The divine or heavenly eye - the divine eye is an eye with the obstructions removed. Because the divine eye is free of limitations it can see anything and everything. The divine eye can be experienced during sitting. In addition, because telescopes, microscopes and a variety of scientific instrumentation give humans the power to perceive beyond the normal limits of the physical eye, it has been suggested these instruments can confer the divine eye. [Note: scientific instrumentation only enhances perceptions of a single 'channel'. And the sight conferred by scientific instrumentation typically doesn't get integrated into experience.
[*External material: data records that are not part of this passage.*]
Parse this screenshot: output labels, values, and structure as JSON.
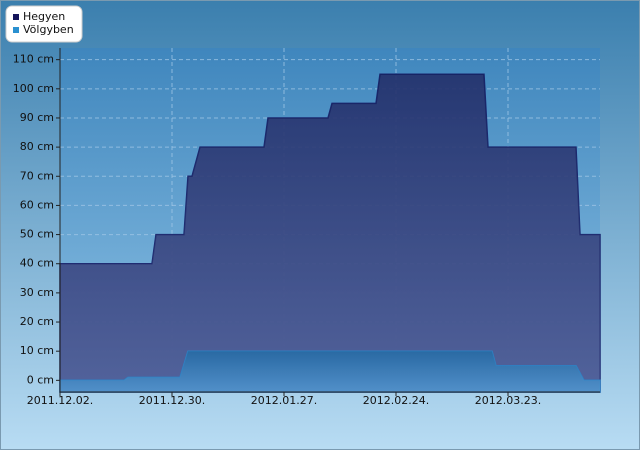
{
  "chart_data": {
    "type": "area",
    "series": [
      {
        "name": "Hegyen",
        "color": "#2a3a80",
        "legend_color": "#14145a",
        "x": [
          "2011.12.02.",
          "2011.12.25.",
          "2011.12.26.",
          "2012.01.02.",
          "2012.01.03.",
          "2012.01.04.",
          "2012.01.06.",
          "2012.01.22.",
          "2012.01.23.",
          "2012.02.07.",
          "2012.02.08.",
          "2012.02.19.",
          "2012.02.20.",
          "2012.03.17.",
          "2012.03.18.",
          "2012.04.09.",
          "2012.04.10.",
          "2012.04.15."
        ],
        "values": [
          40,
          40,
          50,
          50,
          70,
          70,
          80,
          80,
          90,
          90,
          95,
          95,
          105,
          105,
          80,
          80,
          50,
          50
        ]
      },
      {
        "name": "Völgyben",
        "color": "#2f80c4",
        "legend_color": "#2a90d0",
        "x": [
          "2011.12.02.",
          "2011.12.18.",
          "2011.12.19.",
          "2012.01.01.",
          "2012.01.03.",
          "2012.03.19.",
          "2012.03.20.",
          "2012.04.09.",
          "2012.04.11.",
          "2012.04.15."
        ],
        "values": [
          0,
          0,
          1,
          1,
          10,
          10,
          5,
          5,
          0,
          0
        ]
      }
    ],
    "xlim": [
      "2011.12.02.",
      "2012.04.15."
    ],
    "xticks": [
      "2011.12.02.",
      "2011.12.30.",
      "2012.01.27.",
      "2012.02.24.",
      "2012.03.23."
    ],
    "ylim": [
      -4,
      114
    ],
    "yticks": [
      {
        "value": 0,
        "label": "0 cm"
      },
      {
        "value": 10,
        "label": "10 cm"
      },
      {
        "value": 20,
        "label": "20 cm"
      },
      {
        "value": 30,
        "label": "30 cm"
      },
      {
        "value": 40,
        "label": "40 cm"
      },
      {
        "value": 50,
        "label": "50 cm"
      },
      {
        "value": 60,
        "label": "60 cm"
      },
      {
        "value": 70,
        "label": "70 cm"
      },
      {
        "value": 80,
        "label": "80 cm"
      },
      {
        "value": 90,
        "label": "90 cm"
      },
      {
        "value": 100,
        "label": "100 cm"
      },
      {
        "value": 110,
        "label": "110 cm"
      }
    ],
    "grid": true,
    "legend": "top-left"
  }
}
So intellectual understanding of another dimension or perspective doesn't necessarily imply we have fully incorporated that dimension or perspective into our lives. The points that I'm trying to make are that (a) the average scientist doesn't experience what can be experienced during sitting and (b) in science and beyond sitting, intellectual understanding falls substantially short of experiential understanding and integration.]
The wisdom eye - the eye that sees the empty nature of phenomena and form. [For example see my 'Mind Cannot Be Grasped' posts on Shobogenzo Chapters 18 & 19.] Experiencing the bliss of emptiness during sitting and recognizing the empty nature of phenomena is freeing, because a person is no longer reflexively driven by the fears and stresses arising from the unsatisfactory aspects of life that are a natural byproduct of living.
The dharma eye - the eye of the Bodhisattva. The dharma eye is the manifestation of emptiness in form or as close to emptiness in form as it's possible to get outside of sitting. The dharma eye arises, at least in part, from the realization that the experience of emptiness during sitting and the motivation for practice and enlightenment arise out of phenomena and form. To go one step further, emptiness however blissful is also phenomenological and, therefore, empty. With this realization it seems obvious that each dharma is reality for the person experiencing it, even though each dharma is a construct of delusion. I can't see how recognition of this basic truth could fail to be accompanied by unconditional compassion.
The buddha eye - the buddha-eye integrates the sight provided by the previous four eyes at their most advanced functioning. I plan on writing more about my thoughts on the buddha eye in a separate post. (Hopefully in the near, rather than distant, future.)
Anyway...
I suspect many of you already know about the Five Eyes. For me, learning about the Five Eyes was a bit of a Doh! insight. To me it implies that Dogen wrote the Shobogenzo not only to instill compassion, but also as guidebook for people motivated by compassion -- even though Dogen, like me lately, seems to have realized that actions based on compassion are based on views and judgements and, therefore, that actions based on compassion have the potential to do as much harm as good -- a topic that admittedly continues to perplex me... But I have about three quarters more of the Shobogenzo to go.